The official noted that Egyptian gas price currently does not exceed $3 per million BTUs.
Importing LNG will cost the state over $12bn over the next four years. Although the state is unable to pay back its dues for foreign partners, totaling $6bn, it is encouraging these companies to increase their production of gas from Egyptian fields.
Government efforts to negotiate with international banks to repay $1.5bn of this debt will not solve the problem, especially so given the debt will only increase again over a few months. The government had negotiated paying back a part of its debt (worth $1.5bn), yet over the course of 5 months it accrued the same amount in debt.
Gas shortages are predicted to rise to approximately 1.3bn cubic feet of gas per day during the current fiscal year, with average gas production not to exceed 5.03b cubic feet per day. The gas shortages are due to the slowdown of interest by foreign partners to develop and explore wells in Egypt. The country’s actual need for gas totals approximately 6.4b cubic feet per day, said the official.
The Ministry of Petroleum predicts that the natural gas deficit will reach about 2.4bn cubic feet per day during the fiscal year 2017/2018. The prediction comes in contradiction to earlier statements by the government that the crisis will end by that time.
The government is currently preparing to launch an international tender worth $12bn for the import of gas for power plants over the next four years, according to the EGAS official.
He added that the government plans to add about 1.8bn feet of gas production by year’s end, to add approximately 600m cubic feet of gas to the national network. The rest of the amount will be used to compensate for the natural attrition of fields, given that domestic production of Egyptian gas has reached 4.7bn cubic feet per day.

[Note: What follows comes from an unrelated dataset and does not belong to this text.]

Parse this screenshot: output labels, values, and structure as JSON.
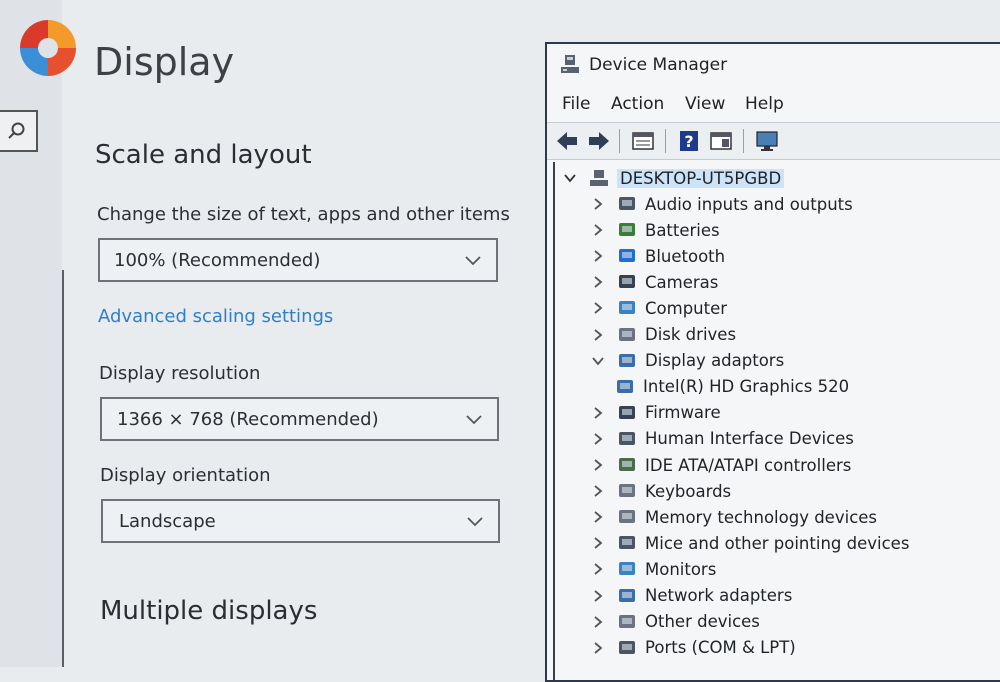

He stressed that there is no substitute for rationing electricity consumption – even if there is availability at fuel stations . Production decreases as a result of rising temperatures, and many fuel stations are operating at an efficiency of just 42% or less , wasting fuel.
The power plants will need to use about 80% of Egyptian gas production during the current fiscal year.
He added that the blackouts will continue at the same rates until 2018, despite the import of LNG. The state budget cannot afford to import more than 500m cubic feet per day, with the petroleum sector bearing the financial burden in light of the Ministry of Finance’s inability to manage liquidity, according to the official.